Mas espantoso mesmo no Brasil atual é a defesa ampla, irrestrita e apaixonada de Bolsonaro realizada pelas pessoas de faixa etária mais avançada. E não falo apenas da elite, aqueles brasileiros das classes A e B que participam de carreatas de apoio ao “Mito” dentro dos seus Audis, Mercedes ou BMWs, muitas vezes fazendo buzinaço na porta de hospitais.
Todos nós temos um ou mais parentes mais velhos que chamamos de “tios do zap”, por postarem diariamente um festival de fake news nos grupos da família, fazendo você se arrepender de um dia ter reclamado daquela prima distante que envia gifs de “bom dia”, “boa tarde” e “boa noite” de domingo a domingo.
Teoricamente, as pessoas mais vividas, mais experientes, que passaram décadas sendo governadas por políticos corruptos, populistas, golpistas e até ditadores deveriam ser as mais difíceis de ser enganadas ou, melhor falando, “encantadas” por meio de promessas vazias e um festival de mentiras.

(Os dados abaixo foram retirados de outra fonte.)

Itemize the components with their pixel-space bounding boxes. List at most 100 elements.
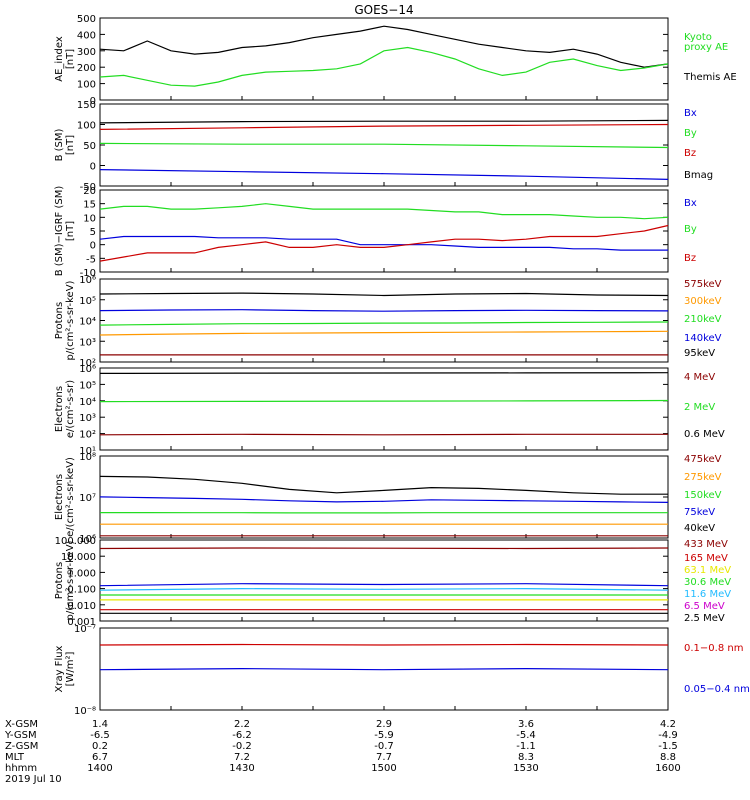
legend-entry: 140keV xyxy=(684,333,722,344)
y-tick-label: 10⁻⁷ xyxy=(74,624,96,635)
footer-value: -1.5 xyxy=(658,741,678,752)
legend-entry: Bz xyxy=(684,148,696,159)
series-line-210keV xyxy=(99,321,669,326)
footer-value: 1.4 xyxy=(92,719,108,730)
y-axis-label: e/(cm²-s-sr-keV) xyxy=(65,457,76,537)
y-axis-label: Xray Flux xyxy=(54,645,65,692)
legend-entry: 4 MeV xyxy=(684,372,715,383)
y-tick-label: 10³ xyxy=(79,413,96,424)
footer-value: 6.7 xyxy=(92,752,108,763)
footer-value: 4.2 xyxy=(660,719,676,730)
footer-value: 1530 xyxy=(513,763,538,774)
footer-row-label: X-GSM xyxy=(5,719,38,730)
legend-entry: 475keV xyxy=(684,454,722,465)
series-line-By xyxy=(99,203,669,220)
y-axis-label: p/(cm²-s-sr-keV) xyxy=(65,540,76,620)
y-tick-label: 10⁷ xyxy=(79,493,96,504)
legend-entry: 75keV xyxy=(684,507,715,518)
series-line-Kyoto-proxy-AE xyxy=(99,46,669,87)
y-tick-label: 10⁻⁸ xyxy=(74,706,96,717)
y-tick-label: 400 xyxy=(77,30,96,41)
y-tick-label: 0.001 xyxy=(67,617,96,628)
y-tick-label: 10⁵ xyxy=(79,380,96,391)
y-tick-label: 100 xyxy=(77,121,96,132)
footer-value: -1.1 xyxy=(516,741,536,752)
footer-value: -6.5 xyxy=(90,730,110,741)
panel-frame xyxy=(99,278,669,363)
legend-entry: 40keV xyxy=(684,523,715,534)
footer-value: 2.9 xyxy=(376,719,392,730)
legend-entry: 0.6 MeV xyxy=(684,429,725,440)
series-line-Bz xyxy=(99,123,669,130)
y-axis-label: [W/m²] xyxy=(65,651,76,686)
y-axis-label: e/(cm²-s-sr) xyxy=(65,380,76,438)
legend-entry: Bx xyxy=(684,198,697,209)
footer-value: 1400 xyxy=(87,763,112,774)
y-tick-label: 5 xyxy=(90,227,96,238)
panel-2: 150 100 50 0 -50 B (SM) [nT] Bx By Bz Bmag xyxy=(54,100,713,193)
y-axis-label: Protons xyxy=(54,302,65,339)
series-line-95keV xyxy=(99,292,669,297)
footer-row-label: Z-GSM xyxy=(5,741,38,752)
y-tick-label: 0.100 xyxy=(67,585,96,596)
y-tick-label: 50 xyxy=(83,141,96,152)
y-tick-label: 300 xyxy=(77,47,96,58)
y-axis-label: Electrons xyxy=(54,474,65,520)
y-tick-label: 10² xyxy=(79,358,96,369)
footer-value: 7.2 xyxy=(234,752,250,763)
panel-frame xyxy=(99,455,669,539)
y-axis-label: B (SM)−IGRF (SM) xyxy=(54,186,65,277)
panel-frame xyxy=(99,539,669,622)
y-tick-label: 10.000 xyxy=(61,552,96,563)
legend-entry: 63.1 MeV xyxy=(684,565,731,576)
footer-value: 3.6 xyxy=(518,719,534,730)
series-line-Bmag xyxy=(99,119,669,124)
footer-value: 1430 xyxy=(229,763,254,774)
series-line-75keV xyxy=(99,496,669,503)
legend-entry: Bmag xyxy=(684,170,713,181)
y-tick-label: 10⁸ xyxy=(79,452,96,463)
y-tick-label: 10⁶ xyxy=(79,364,96,375)
legend-entry: 0.05−0.4 nm xyxy=(684,684,750,695)
footer-value: -6.2 xyxy=(232,730,252,741)
y-tick-label: 10⁶ xyxy=(79,534,96,545)
y-tick-label: 10 xyxy=(83,213,96,224)
legend-entry: 275keV xyxy=(684,472,722,483)
series-line-11-6-MeV xyxy=(99,587,669,591)
legend-entry: 30.6 MeV xyxy=(684,577,731,588)
series-line-40keV xyxy=(99,475,668,495)
legend-entry: 2.5 MeV xyxy=(684,613,725,624)
legend-entry: 210keV xyxy=(684,314,722,325)
y-tick-label: 100.000 xyxy=(55,536,96,547)
y-tick-label: 15 xyxy=(83,200,96,211)
y-tick-label: -50 xyxy=(80,182,96,193)
series-line-By xyxy=(99,142,669,149)
y-tick-label: 0 xyxy=(90,96,96,107)
y-axis-label: Protons xyxy=(54,562,65,599)
legend-entry: 433 MeV xyxy=(684,539,728,550)
footer-value: -5.9 xyxy=(374,730,394,741)
legend-entry: 0.1−0.8 nm xyxy=(684,643,743,654)
series-line-Themis-AE xyxy=(99,25,669,68)
panel-4: 10⁶ 10⁵ 10⁴ 10³ 10² Protons p/(cm²-s-sr-keV) 57… xyxy=(54,275,722,369)
panel-8: 10⁻⁷ 10⁻⁸ Xray Flux [W/m²] 0.1−0.8 nm 0.05−0.… xyxy=(54,624,750,717)
y-tick-label: -10 xyxy=(80,268,96,279)
series-line-6-5-MeV xyxy=(99,583,669,587)
y-axis-label: [nT] xyxy=(65,135,76,155)
y-tick-label: 10² xyxy=(79,430,96,441)
series-line-4-MeV xyxy=(99,433,668,436)
series-line-300keV xyxy=(99,330,669,336)
footer-value: -5.4 xyxy=(516,730,536,741)
y-axis-label: [nT] xyxy=(65,49,76,69)
legend-entry: 2 MeV xyxy=(684,402,715,413)
footer-value: 8.3 xyxy=(518,752,534,763)
series-line-Bz xyxy=(99,224,669,262)
y-tick-label: 1.000 xyxy=(67,568,96,579)
series-line-433-MeV xyxy=(99,547,669,550)
panel-frame xyxy=(99,189,669,273)
y-tick-label: 0.010 xyxy=(67,601,96,612)
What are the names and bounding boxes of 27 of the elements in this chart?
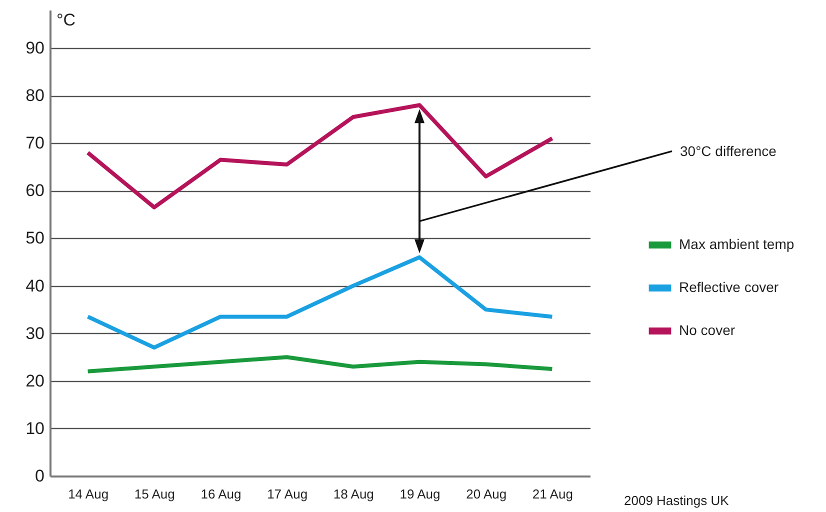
x-tick-label: 16 Aug bbox=[200, 486, 242, 502]
x-tick-label: 15 Aug bbox=[134, 486, 175, 502]
y-tick-label: 60 bbox=[26, 181, 44, 200]
y-tick-label: 30 bbox=[26, 324, 44, 343]
x-tick-label: 14 Aug bbox=[68, 486, 109, 502]
y-axis-title: °C bbox=[56, 10, 76, 30]
line-series bbox=[86, 103, 554, 210]
legend-label: No cover bbox=[679, 322, 736, 338]
y-tick-label: 50 bbox=[26, 228, 44, 248]
y-tick-label: 80 bbox=[26, 86, 44, 106]
x-tick-label: 20 Aug bbox=[466, 486, 507, 502]
x-tick-label: 19 Aug bbox=[400, 486, 440, 502]
x-tick-label: 17 Aug bbox=[267, 486, 308, 502]
legend-label: Reflective cover bbox=[679, 279, 779, 295]
line-series bbox=[86, 255, 554, 350]
y-tick-label: 90 bbox=[26, 38, 44, 58]
x-tick-label: 18 Aug bbox=[333, 486, 374, 502]
y-tick-label: 0 bbox=[35, 466, 44, 486]
text: 30°C difference bbox=[680, 143, 777, 160]
y-tick-label: 10 bbox=[26, 418, 44, 438]
legend-label: Max ambient temp bbox=[679, 236, 794, 252]
y-tick-label: 70 bbox=[26, 134, 44, 153]
line-series bbox=[86, 355, 554, 374]
y-tick-label: 20 bbox=[26, 371, 44, 390]
y-tick-label: 40 bbox=[26, 276, 44, 296]
text: 2009 Hastings UK bbox=[624, 493, 730, 508]
x-tick-label: 21 Aug bbox=[532, 486, 573, 502]
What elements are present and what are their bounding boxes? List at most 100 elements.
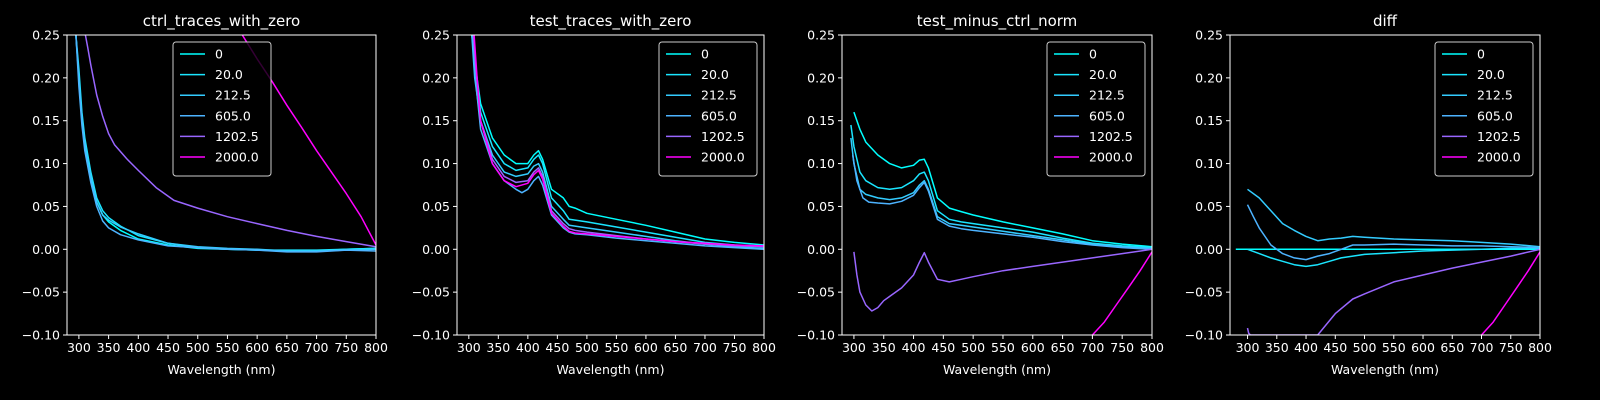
y-tick-label: 0.05 [32, 199, 60, 214]
chart-title: test_minus_ctrl_norm [917, 12, 1078, 31]
series-line-212.5 [471, 35, 764, 250]
chart-panel-3: diff −0.10 −0.05 0.00 0.05 0.10 0.15 0.20 0.25 30… [1185, 12, 1552, 377]
series-lines [1235, 188, 1540, 335]
series-line-1202.5 [1246, 248, 1540, 335]
legend: 0 20.0 212.5 605.0 1202.5 2000.0 [172, 41, 272, 177]
y-tick-label: 0.20 [1195, 70, 1223, 85]
x-tick-label: 300 [1236, 340, 1260, 355]
legend-box [1434, 41, 1534, 177]
series-line-2000.0 [1091, 251, 1152, 335]
x-tick-label: 750 [723, 340, 747, 355]
y-tick-label: 0.05 [807, 199, 835, 214]
x-tick-label: 700 [1470, 340, 1494, 355]
series-line-1202.5 [853, 248, 1152, 312]
legend-label: 2000.0 [701, 150, 745, 165]
y-tick-label: 0.00 [32, 242, 60, 257]
legend: 0 20.0 212.5 605.0 1202.5 2000.0 [658, 41, 758, 177]
chart-panel-1: test_traces_with_zero −0.10 −0.05 0.00 0.05 0… [412, 12, 776, 377]
x-tick-label: 700 [305, 340, 329, 355]
y-tick-label: −0.10 [1185, 328, 1223, 343]
y-tick-label: 0.05 [1195, 199, 1223, 214]
x-tick-label: 500 [186, 340, 210, 355]
x-tick-label: 600 [1021, 340, 1045, 355]
x-tick-label: 700 [693, 340, 717, 355]
legend-label: 0 [701, 47, 709, 62]
y-tick-label: 0.25 [422, 28, 450, 43]
legend-label: 605.0 [1089, 108, 1125, 123]
x-tick-label: 450 [1323, 340, 1347, 355]
y-tick-label: 0.10 [422, 156, 450, 171]
x-tick-label: 800 [752, 340, 776, 355]
y-tick-label: 0.25 [1195, 28, 1223, 43]
y-tick-label: 0.15 [422, 113, 450, 128]
x-tick-label: 600 [245, 340, 269, 355]
x-tick-label: 300 [67, 340, 91, 355]
legend-label: 1202.5 [701, 129, 745, 144]
y-tick-label: 0.05 [422, 199, 450, 214]
legend-label: 0 [215, 47, 223, 62]
axes-frame [456, 34, 765, 336]
x-tick-label: 750 [334, 340, 358, 355]
y-tick-label: 0.15 [807, 113, 835, 128]
legend-label: 20.0 [1089, 67, 1117, 82]
series-line-212.5 [75, 35, 376, 252]
y-tick-label: −0.05 [1185, 285, 1223, 300]
x-tick-label: 450 [545, 340, 569, 355]
series-lines [850, 111, 1152, 335]
legend: 0 20.0 212.5 605.0 1202.5 2000.0 [1046, 41, 1146, 177]
x-tick-label: 500 [961, 340, 985, 355]
x-tick-label: 350 [1265, 340, 1289, 355]
y-tick-label: 0.10 [32, 156, 60, 171]
y-tick-label: 0.00 [1195, 242, 1223, 257]
y-tick-label: 0.25 [32, 28, 60, 43]
y-tick-label: −0.10 [412, 328, 450, 343]
legend-label: 605.0 [701, 108, 737, 123]
x-tick-label: 700 [1080, 340, 1104, 355]
x-tick-label: 650 [275, 340, 299, 355]
x-tick-label: 500 [575, 340, 599, 355]
x-tick-label: 650 [1051, 340, 1075, 355]
x-axis-label: Wavelength (nm) [1331, 362, 1439, 377]
legend-label: 1202.5 [1477, 129, 1521, 144]
legend-label: 1202.5 [1089, 129, 1133, 144]
x-tick-label: 400 [902, 340, 926, 355]
legend-label: 20.0 [701, 67, 729, 82]
y-tick-label: 0.10 [807, 156, 835, 171]
legend-label: 2000.0 [1089, 150, 1133, 165]
axes-frame [841, 34, 1153, 336]
axes-frame [1229, 34, 1541, 336]
legend-box [172, 41, 272, 177]
series-line-2000.0 [473, 35, 764, 247]
legend-label: 1202.5 [215, 129, 259, 144]
legend-label: 212.5 [215, 88, 251, 103]
x-tick-label: 400 [516, 340, 540, 355]
x-tick-label: 550 [991, 340, 1015, 355]
x-tick-label: 550 [1382, 340, 1406, 355]
series-lines [471, 35, 764, 251]
x-axis-label: Wavelength (nm) [168, 362, 276, 377]
x-tick-label: 550 [604, 340, 628, 355]
legend-label: 212.5 [701, 88, 737, 103]
series-line-605.0 [851, 154, 1152, 251]
y-tick-label: 0.15 [1195, 113, 1223, 128]
legend-label: 605.0 [1477, 108, 1513, 123]
y-tick-label: −0.05 [22, 285, 60, 300]
x-tick-label: 800 [364, 340, 388, 355]
legend-label: 212.5 [1477, 88, 1513, 103]
legend-label: 0 [1089, 47, 1097, 62]
legend-box [658, 41, 758, 177]
series-line-20.0 [472, 35, 764, 248]
x-axis-label: Wavelength (nm) [557, 362, 665, 377]
series-line-20.0 [850, 124, 1152, 249]
y-tick-label: −0.10 [797, 328, 835, 343]
series-line-0 [471, 35, 764, 246]
chart-title: ctrl_traces_with_zero [143, 12, 300, 31]
x-tick-label: 350 [97, 340, 121, 355]
x-tick-label: 500 [1353, 340, 1377, 355]
x-tick-label: 750 [1110, 340, 1134, 355]
legend: 0 20.0 212.5 605.0 1202.5 2000.0 [1434, 41, 1534, 177]
x-tick-label: 450 [156, 340, 180, 355]
legend-label: 2000.0 [215, 150, 259, 165]
y-tick-label: 0.20 [422, 70, 450, 85]
x-tick-label: 600 [1411, 340, 1435, 355]
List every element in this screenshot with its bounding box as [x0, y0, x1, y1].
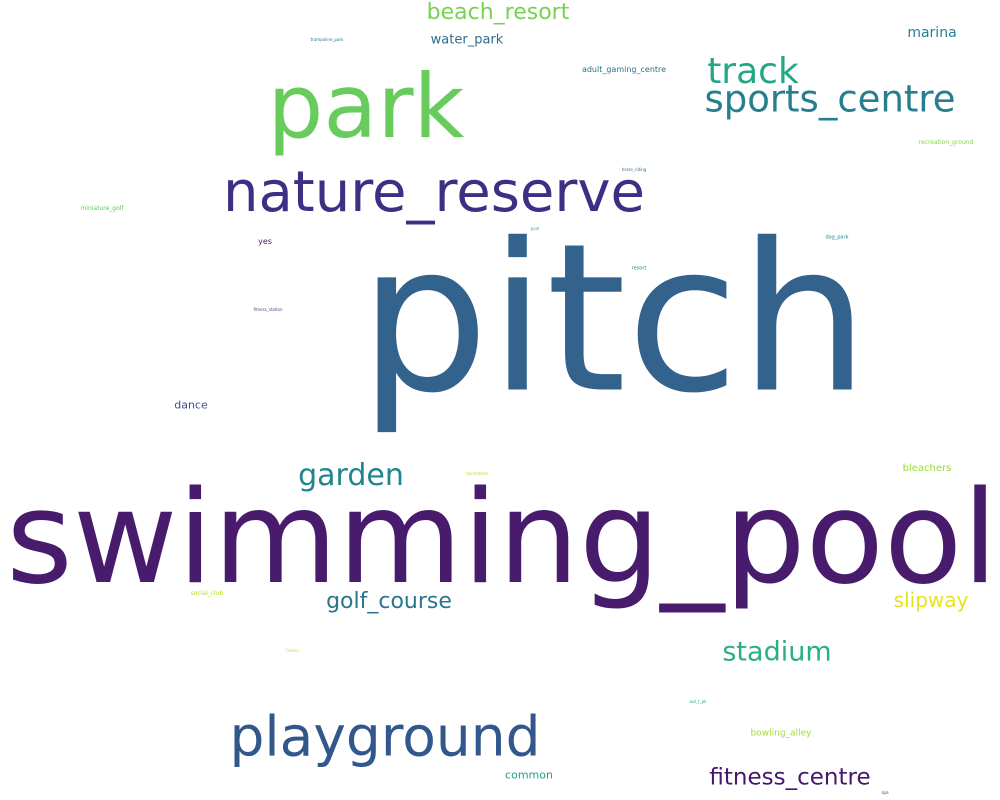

Mas estamos vendo exatamente o contrário disso.
Por quê? Creio que seja difícil chegar a apenas uma resposta definitiva e simplificada.

Muitos são saudosos da época da ditadura militar – quem nunca ouviu a famosa “na época dos militares é que era bom” saindo da boca de um familiar – e conseguem enxergar de alguma forma nesse governo recheado de membros do exército alguma semelhança com o regime que vigorou de 1964 a 1985. Outros parecem conseguir viver apenas com a condição de admirar cegamente um populista, haja vista que existem muitos bolsonaristas fanáticos que até pouco tempo atrás eram lulistas com o mesmo grau de sentimento. Tem também a turma que enxerga traços de comunismo e socialismo em tudo que não lhe agrada, ainda com aquele pensamento que vigorou na década de 60.

Enfim, são variadas opções que poderiam servir como explicação para essa pergunta.

O grande problema dessa situação é que ela parece ser mais grave do que víamos na época petista, simplesmente porque defender a indefensável e inexistente inocência de Lula era uma discussão de cunho jurídico e político, já a defesa das atitudes e discursos do presidente Bolsonaro estão dentro de um escopo de saúde e sobrevivência no meio de uma pandemia mundial. Ou seja, gritar “Lula Livre” não envolve risco de morte, te transformando “apenas” em defensor de um corrupto condenado em 3 instâncias. Já a defesa apaixonada da atuação de Bolsonaro influencia diretamente em questões de saúde pública. Quem usa desse artificio para defender medicamentos sem eficácia contra Covid e se vira contra medidas de isolamento e proteção, isso sem falar na campanha anti vacina, coloca a sua sobrevivência, e também a sobrevivência de terceiros em risco altíssimo. É algo maior e muito, muito mais perigoso.

Isso tudo aumenta a responsabilidade de todos nós.

A responsabilidade de combater fake news e pensamentos e ideias que possam colocar a nossa saúde e a saúde de quem amamos em risco. Precisamos de um esforço, temperado com várias pitadas de paciência, para mitigarmos ao máximo o estrago que esse modo de ação utilizado pela máquina bolsonarista possa causar a nossa sociedade. E devemos começar praticando isso dentro do nosso seio familiar, com os mais próximos, não com o objetivo de criar confusão e discussões acaloradas, mas sim com a preocupação de salvar vidas. É divulgar informações corretas, desmentir fake news, incentivar o respeito a medidas de vigilância sanitária e a vacinação. É demonstrar respeito pela ciência e, também pelo próximo e por nós mesmos.